Being born in a particular social background is not in itself an exercise of cultural liberty, since it is not an act of choice. In contrast, the decision to stay firmly within the traditional mode would be an exercise of freedom, if the choice were made after considering other altenatives. In the same way, a decision to move away – by a little or a lot – from the standard behavior pattern, arrived at after reflection and reasoning, would also qualify as such an exercise. Indeed, cultural freedom can frequently clash with cultural conservatism, and if multiculturalism is defended in the name of cultural freedom, then it can hardly be seen as demanding unwavering and unqualified support for staying steadfastly within one’s inherited cultural tradition.

No, it can’t – but in practice multiculturalism is defended sometimes in the name of cultural freedom, but other times in the name of other things – anti-racism, or identity, or authenticity, or (undefined) diversity, or all those patched together as needed. So these terrible stultifying confining effects are overlooked, as so often happens when definitions change at convenience. That’s the work definition-changing does – it promotes confusion in the service of obscuring important problems.

there is another momentous issue here, which concerns the role of religion in categorizing people, rather than other bases of classification. People’s priorities and actions are influenced by all of their affiliations and associations, not merely by religion. The separation of Bangladesh from Pakistan was based on reasons of language and literature, along with political priorities, and not on religion, which both wings of undivided Pakistan shared. To ignore everything other than faith is to obliterate the reality of concerns that have moved people to assert identities that go well beyond religion.

Exactly. That is exactly why all this ‘the Muslim community’ crap drives me straight up the wall – it simply assumes that all Muslims (and even ex-Muslims) are Muslims before they are anything else, and that’s an absurd thing to assume. It’s not respectful or sensitive, it’s confining and coercive – it seals off all the exits.

The people of the world cannot be seen merely in terms of their religious affiliations – as a global federation of religions. For much the same reasons, a multi-ethnic Britain can hardly be seen as a collection of ethnic communities. Yet the “federational” view has gained much support in contemporary Britain. Indeed, despite the tyrannical implications of putting persons into rigid boxes of given “communities,” that view is frequently interpreted, rather bafflingly, as an ally of individual freedom.

Guardian please note; Madeleine Bunting please note; BBC producers who keep booking Iqbal Sacranie to speak for ‘the Muslim community’ please note.

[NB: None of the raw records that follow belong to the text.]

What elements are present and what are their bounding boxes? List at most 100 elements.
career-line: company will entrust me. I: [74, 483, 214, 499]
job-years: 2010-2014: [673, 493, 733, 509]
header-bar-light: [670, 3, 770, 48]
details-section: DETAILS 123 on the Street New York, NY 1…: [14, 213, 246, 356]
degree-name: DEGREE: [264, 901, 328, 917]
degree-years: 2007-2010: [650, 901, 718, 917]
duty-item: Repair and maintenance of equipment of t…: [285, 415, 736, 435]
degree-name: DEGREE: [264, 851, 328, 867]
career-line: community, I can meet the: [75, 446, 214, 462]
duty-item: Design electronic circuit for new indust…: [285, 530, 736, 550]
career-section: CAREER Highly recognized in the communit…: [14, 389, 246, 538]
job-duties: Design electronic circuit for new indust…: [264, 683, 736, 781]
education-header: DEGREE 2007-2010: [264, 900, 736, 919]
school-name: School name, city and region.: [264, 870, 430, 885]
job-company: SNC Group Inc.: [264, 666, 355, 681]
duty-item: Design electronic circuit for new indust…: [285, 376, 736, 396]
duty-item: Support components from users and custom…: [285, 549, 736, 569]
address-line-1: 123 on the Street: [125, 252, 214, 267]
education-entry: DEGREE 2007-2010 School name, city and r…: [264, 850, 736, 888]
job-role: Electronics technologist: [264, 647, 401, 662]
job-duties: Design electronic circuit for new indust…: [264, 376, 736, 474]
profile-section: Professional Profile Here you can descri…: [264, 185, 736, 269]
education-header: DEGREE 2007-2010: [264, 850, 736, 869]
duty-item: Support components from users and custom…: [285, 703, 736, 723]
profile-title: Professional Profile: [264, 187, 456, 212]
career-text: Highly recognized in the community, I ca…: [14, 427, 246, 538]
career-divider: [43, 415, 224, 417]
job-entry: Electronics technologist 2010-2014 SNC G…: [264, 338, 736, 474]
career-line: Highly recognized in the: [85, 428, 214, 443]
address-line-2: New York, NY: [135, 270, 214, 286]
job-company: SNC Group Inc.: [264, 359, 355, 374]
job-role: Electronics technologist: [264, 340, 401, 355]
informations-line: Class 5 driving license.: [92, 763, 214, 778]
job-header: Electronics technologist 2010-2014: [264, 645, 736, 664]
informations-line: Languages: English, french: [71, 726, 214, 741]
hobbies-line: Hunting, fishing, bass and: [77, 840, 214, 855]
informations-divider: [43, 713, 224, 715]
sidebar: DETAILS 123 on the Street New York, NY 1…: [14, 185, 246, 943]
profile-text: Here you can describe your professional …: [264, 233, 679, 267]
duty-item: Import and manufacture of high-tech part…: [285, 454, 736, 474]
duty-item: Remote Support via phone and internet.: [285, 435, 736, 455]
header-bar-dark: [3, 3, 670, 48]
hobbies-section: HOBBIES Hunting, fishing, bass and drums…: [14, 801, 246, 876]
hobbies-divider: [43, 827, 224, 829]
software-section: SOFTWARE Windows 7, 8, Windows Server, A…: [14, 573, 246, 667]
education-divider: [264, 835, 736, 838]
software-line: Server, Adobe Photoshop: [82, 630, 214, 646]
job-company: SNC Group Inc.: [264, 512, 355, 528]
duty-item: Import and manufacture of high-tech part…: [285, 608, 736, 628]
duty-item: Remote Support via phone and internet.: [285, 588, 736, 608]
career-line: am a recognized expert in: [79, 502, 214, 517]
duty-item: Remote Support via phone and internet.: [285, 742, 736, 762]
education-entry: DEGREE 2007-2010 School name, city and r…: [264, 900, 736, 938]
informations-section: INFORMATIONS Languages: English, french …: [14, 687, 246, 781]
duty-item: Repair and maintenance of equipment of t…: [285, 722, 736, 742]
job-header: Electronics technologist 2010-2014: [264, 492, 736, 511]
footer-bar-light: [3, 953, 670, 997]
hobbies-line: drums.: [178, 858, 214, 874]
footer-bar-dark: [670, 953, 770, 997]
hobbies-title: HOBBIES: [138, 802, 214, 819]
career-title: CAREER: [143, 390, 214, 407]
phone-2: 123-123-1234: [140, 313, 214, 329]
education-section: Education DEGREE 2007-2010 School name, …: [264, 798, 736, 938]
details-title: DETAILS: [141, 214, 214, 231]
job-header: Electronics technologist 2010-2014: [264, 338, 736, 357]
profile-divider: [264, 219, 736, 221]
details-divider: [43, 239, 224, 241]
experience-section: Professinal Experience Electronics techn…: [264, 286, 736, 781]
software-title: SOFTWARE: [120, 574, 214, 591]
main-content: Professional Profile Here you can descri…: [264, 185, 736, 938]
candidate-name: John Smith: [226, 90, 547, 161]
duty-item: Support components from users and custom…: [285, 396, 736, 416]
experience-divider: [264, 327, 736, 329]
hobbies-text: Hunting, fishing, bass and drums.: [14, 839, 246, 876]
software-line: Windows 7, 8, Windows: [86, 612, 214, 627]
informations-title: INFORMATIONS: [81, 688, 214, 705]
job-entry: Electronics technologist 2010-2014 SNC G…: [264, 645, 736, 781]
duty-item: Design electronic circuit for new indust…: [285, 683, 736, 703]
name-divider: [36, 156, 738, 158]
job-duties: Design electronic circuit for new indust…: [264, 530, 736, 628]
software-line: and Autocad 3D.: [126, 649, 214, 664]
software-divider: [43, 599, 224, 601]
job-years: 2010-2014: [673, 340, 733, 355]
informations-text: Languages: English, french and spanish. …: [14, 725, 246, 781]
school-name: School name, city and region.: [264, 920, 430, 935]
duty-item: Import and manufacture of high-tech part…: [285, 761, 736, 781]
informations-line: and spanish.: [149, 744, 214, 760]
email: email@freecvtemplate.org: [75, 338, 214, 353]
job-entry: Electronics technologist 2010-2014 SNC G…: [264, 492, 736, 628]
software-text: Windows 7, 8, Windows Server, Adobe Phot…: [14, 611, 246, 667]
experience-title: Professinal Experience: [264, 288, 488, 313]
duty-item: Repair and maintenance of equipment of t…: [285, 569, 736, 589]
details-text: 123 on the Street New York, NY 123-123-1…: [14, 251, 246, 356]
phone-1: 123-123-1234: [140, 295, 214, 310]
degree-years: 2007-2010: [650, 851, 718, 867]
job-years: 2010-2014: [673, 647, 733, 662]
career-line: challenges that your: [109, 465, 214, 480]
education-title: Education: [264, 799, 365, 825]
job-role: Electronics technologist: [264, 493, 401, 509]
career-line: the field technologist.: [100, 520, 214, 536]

But must a person’s relation to Britain be mediated through the culture of the family in which he or she was born? A person may decide to seek closeness with more than one of these pre-defined cultures or, just as plausibly, with none. Also, a person may well decide that her ethnic or cultural identity is less important to her than, say, her political convictions, or her professional commitments, or her literary persuasions. It is a choice for her to make, no matter what her place is in the strangely imagined “federation of cultures.” There would be serious problems with the moral and social claims of multiculturalism if it were taken to insist that a person’s identity must be defined by his or her community or religion, overlooking all the other affiliations a person has, and giving automatic priority to inherited religion or tradition over reflection and choice. And yet that approach to multiculturalism has assumed a pre-eminent role in some of the official British policies in recent years.

Home Office please note; student unions please note; everyone everywhere please note.